Essa violência atual, que se transforma em tragédia pela magnitude que adquire, tem um ingrediente a mais que a amplifica: a cobertura dos meios de comunicação de massa, principalmente a televisão. A presença da televisão inclusive distorce a compreensão do fenômeno que é narrado, e tem outra incidência na matriz da violência: muitos atos violentos são planejados nos mínimos detalhes para se refletirem na tela de televisão, onde adquirem sua plena realidade. Atos que existem pela e para a televisão.

Em Beslan, a ética jornalística também esteve em causa. Houve excessos na cobertura ao vivo e manipulação sobre o que era conveniente apresentar. A mídia perde seus limites, sob o pretexto da liberdade de informar, mesmo porque está difícil discutir os limites do que deve ou não ser transmitido. Pouco a pouco as fronteiras do permitido e do bom senso são forçadas, por variados interesses. Na sociedade do consumo e do espetáculo, o interesse maior reside na espetacularização de todos os temas ? e a violência se presta plasticamente a essa espetacularização.

Nisso, as imagens dos aviões atingindo as torres gêmeas em Nova Iorque, da guerra do Afeganistão, do Iraque, do conflito Israel-Palestina, e agora de Beslan, se transformam em símbolos a marcar nosso imaginário neste século e milênio que se iniciam. Assim como imagens da Segunda Guerra Mundial e do Vietnã, entre outras, forjaram o imaginário do século passado e fazem parte do álbum de figurinhas do que somos.

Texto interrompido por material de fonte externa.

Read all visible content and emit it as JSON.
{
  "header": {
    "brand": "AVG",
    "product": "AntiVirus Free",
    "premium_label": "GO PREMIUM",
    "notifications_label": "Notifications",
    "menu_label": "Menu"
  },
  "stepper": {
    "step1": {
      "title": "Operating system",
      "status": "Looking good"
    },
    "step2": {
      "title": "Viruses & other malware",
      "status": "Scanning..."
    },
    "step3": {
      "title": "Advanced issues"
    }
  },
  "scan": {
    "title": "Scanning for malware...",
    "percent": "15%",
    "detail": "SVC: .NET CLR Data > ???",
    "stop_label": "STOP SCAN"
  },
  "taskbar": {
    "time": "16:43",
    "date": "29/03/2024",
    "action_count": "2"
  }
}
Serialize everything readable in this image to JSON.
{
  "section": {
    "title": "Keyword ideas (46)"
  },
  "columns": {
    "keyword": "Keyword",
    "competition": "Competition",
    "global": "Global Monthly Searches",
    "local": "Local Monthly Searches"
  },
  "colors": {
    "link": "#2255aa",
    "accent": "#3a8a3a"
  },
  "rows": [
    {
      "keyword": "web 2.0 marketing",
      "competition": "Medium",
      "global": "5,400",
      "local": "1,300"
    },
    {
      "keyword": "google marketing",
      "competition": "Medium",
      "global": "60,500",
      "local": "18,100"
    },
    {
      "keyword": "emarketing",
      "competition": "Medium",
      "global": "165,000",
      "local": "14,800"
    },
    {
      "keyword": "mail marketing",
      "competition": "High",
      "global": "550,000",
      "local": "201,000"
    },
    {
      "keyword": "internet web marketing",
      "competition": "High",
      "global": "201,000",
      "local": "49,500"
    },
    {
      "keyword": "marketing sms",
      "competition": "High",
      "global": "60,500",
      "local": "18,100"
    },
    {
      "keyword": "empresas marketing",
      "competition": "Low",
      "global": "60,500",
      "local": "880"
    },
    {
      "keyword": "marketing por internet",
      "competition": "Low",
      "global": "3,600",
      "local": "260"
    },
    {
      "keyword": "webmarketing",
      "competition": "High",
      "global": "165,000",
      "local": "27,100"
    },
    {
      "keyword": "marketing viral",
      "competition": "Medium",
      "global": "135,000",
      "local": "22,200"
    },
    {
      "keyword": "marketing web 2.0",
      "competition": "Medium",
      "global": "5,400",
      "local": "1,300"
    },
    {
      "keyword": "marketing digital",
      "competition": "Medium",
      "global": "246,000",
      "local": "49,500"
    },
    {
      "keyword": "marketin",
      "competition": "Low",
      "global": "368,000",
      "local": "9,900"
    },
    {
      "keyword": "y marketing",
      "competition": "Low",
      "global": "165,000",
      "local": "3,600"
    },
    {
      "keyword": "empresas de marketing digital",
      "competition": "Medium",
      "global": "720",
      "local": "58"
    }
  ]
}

Por tudo isso, só a palavra é veículo de pensamento e nos permite fugir da unidirecionalidade do não-sentido das imagens, e principalmente das terríficas imagens de Beslan. Como escreve a psicanalista e escritora Maria Rita Kehl em Videologias, livro que recolhe artigos seus e do jornalista Eugênio Bucci: "Ocorre que o tipo de produção de sentido que é próprio das imagens induz o sujeito a um modo de funcionamento psíquico que prescinde do pensamento. Brevemente, eu diria que isso ocorre porque o imaginário funciona segundo a lógica da realização dos desejos. Cada imagem apresentada proporciona ao espectador um microfragmento de gozo ? e a cada fragmento de gozo, o pensamento cessa".